You should divide your total bankroll into fractions of 1%, 2% or 3% of the full amount and never wager more than few percent on a single bet. It doesn’t mean that you should wager the same amount on every bet though. You may wager a smaller amount on a bet at higher odds. Then wager a bigger amount of money when you’re betting on the favourite for example.
Another thing that many punters tend to neglect, especially those that attend the Cheltenham Festival, is that betting while under the influence of alcohol is never a good idea. And since a lot of alcohol is consumed at the Festival many punters make irrational decisions and often start betting compulsively. If you plan on drinking, it is perhaps best to place all your wagers for that day while you’re still sober.

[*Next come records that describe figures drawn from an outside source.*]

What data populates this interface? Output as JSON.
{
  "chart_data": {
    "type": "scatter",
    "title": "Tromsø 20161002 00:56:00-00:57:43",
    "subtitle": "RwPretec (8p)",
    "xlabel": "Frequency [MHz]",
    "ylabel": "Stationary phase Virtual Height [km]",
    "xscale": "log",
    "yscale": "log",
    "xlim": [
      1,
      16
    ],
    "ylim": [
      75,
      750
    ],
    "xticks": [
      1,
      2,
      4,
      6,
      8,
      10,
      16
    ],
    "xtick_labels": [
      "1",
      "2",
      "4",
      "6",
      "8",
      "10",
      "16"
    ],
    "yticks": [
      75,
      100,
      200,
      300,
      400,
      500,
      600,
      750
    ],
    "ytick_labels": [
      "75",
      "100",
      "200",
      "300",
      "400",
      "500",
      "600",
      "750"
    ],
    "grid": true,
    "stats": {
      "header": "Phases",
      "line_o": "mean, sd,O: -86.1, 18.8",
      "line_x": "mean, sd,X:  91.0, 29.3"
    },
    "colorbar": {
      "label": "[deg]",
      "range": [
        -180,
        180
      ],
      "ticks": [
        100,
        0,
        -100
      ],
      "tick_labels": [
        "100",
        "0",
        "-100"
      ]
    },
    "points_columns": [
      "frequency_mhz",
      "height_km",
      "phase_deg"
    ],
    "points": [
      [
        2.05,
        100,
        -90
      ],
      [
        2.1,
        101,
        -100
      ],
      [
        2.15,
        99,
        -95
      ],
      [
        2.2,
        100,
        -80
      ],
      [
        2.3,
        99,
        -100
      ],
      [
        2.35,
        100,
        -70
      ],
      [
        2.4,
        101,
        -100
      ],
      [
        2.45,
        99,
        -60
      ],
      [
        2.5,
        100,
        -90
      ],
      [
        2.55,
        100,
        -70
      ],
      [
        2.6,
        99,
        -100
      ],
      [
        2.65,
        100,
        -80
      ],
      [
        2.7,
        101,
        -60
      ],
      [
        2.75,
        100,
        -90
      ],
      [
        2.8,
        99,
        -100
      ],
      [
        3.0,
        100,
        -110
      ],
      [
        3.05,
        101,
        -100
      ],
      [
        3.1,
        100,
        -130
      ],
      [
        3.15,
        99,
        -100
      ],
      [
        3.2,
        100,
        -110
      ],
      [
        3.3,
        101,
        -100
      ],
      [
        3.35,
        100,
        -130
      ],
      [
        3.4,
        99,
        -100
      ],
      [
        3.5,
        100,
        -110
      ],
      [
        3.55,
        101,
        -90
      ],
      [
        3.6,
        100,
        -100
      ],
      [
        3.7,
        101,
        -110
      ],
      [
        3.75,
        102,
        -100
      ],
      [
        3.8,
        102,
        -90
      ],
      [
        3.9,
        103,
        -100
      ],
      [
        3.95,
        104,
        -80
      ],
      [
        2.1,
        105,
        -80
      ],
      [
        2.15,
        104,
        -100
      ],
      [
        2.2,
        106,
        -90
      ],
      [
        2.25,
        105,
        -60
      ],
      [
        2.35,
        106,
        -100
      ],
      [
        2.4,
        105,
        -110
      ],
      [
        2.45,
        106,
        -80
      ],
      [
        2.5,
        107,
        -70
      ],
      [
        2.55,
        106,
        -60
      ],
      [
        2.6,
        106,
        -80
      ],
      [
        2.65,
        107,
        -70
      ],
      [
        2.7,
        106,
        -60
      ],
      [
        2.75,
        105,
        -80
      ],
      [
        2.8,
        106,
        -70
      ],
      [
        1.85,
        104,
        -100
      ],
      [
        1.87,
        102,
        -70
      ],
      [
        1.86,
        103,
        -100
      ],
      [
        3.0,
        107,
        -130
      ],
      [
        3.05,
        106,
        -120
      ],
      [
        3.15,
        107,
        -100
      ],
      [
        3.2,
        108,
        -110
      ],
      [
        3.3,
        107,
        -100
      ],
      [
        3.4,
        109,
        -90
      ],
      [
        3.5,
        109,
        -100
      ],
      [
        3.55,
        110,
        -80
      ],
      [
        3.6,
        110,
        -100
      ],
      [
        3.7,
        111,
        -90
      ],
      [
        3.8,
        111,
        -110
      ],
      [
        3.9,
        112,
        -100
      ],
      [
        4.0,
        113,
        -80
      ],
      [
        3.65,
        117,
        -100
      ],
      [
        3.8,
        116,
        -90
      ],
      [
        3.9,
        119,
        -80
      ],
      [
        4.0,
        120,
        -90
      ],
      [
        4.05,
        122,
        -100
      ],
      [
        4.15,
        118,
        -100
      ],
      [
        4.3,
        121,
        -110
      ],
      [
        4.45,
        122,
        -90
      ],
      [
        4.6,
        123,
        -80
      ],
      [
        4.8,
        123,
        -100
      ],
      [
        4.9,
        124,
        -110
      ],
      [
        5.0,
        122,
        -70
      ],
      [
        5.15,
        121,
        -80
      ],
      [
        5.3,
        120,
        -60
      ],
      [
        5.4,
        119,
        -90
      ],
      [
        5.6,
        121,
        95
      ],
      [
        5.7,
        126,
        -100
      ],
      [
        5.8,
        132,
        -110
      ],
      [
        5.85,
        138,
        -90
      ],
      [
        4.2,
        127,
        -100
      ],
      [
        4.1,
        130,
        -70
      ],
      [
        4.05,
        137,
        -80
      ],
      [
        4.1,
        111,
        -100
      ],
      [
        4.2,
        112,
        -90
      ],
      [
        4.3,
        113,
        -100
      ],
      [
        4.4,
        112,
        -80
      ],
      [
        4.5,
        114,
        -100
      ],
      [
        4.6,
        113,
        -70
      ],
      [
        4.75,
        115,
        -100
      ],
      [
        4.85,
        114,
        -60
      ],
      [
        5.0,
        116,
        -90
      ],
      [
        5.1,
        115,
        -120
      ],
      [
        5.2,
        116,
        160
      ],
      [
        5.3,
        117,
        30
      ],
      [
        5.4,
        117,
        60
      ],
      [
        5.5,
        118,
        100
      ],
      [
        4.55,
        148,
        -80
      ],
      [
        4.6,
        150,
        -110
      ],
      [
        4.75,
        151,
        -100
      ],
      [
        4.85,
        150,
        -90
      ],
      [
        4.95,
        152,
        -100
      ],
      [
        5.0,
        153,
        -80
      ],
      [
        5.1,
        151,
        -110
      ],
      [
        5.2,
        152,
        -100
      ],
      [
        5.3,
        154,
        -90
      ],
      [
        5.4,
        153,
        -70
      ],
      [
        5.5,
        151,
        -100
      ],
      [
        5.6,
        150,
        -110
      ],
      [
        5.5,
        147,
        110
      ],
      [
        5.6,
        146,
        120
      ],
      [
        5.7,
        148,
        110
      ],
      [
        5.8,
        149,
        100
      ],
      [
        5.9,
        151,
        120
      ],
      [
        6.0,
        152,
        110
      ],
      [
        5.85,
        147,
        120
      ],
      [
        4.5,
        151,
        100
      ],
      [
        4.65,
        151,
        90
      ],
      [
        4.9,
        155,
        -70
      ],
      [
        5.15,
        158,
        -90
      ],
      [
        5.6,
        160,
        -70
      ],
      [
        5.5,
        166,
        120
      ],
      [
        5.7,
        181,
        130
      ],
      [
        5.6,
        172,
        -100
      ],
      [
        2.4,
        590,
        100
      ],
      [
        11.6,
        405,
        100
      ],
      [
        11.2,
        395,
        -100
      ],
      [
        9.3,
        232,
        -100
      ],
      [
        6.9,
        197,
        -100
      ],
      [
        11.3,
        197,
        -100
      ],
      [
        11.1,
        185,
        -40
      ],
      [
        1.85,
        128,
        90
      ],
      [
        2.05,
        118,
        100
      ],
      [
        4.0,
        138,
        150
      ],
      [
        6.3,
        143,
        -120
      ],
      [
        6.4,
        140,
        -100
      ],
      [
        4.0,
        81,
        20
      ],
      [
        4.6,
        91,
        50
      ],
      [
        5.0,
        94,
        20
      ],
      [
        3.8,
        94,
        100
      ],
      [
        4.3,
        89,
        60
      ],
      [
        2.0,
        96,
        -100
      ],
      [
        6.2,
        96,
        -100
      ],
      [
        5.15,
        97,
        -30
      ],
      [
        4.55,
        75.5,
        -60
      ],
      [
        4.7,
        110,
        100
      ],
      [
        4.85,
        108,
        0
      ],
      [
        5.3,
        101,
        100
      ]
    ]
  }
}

Cheltenham Betting Bonuses
Many operators offer special betting promotions and bonuses for the Cheltenham Festival, especially for online betting. Some of these can be quite lucrative. The first rule that you should follow on the matter is that it is wise to claim a bonus only if it applies to the bet that you were considering placing anyways. Do not place a wager just because there is a bonus offered on it.
A bonus offer can apply on all the Cheltenham betting races. For example punters might be offered a specific bonus for any wager of a certain amount, like a £3 bonus for every £15 wager. This is bonus that you should claim, especially if the bonus terms and conditions are favourable.
The money-back bonus is another popular promotion. Some operators will give you your money back for every bet where you’ve backed a horse to win and in the end it finished second. Another example of a money-back bonus is the one where punters get their money back if the selected horse in a fence race hits the very first fence and loses as a result of that.
Bookmakers offer enhanced odds on certain selections. If you claim such a bonus you will be paid out the regular winning amount in cash. The remaining amount (the difference between the regular odds and the enhanced odds) is paid out as free bets.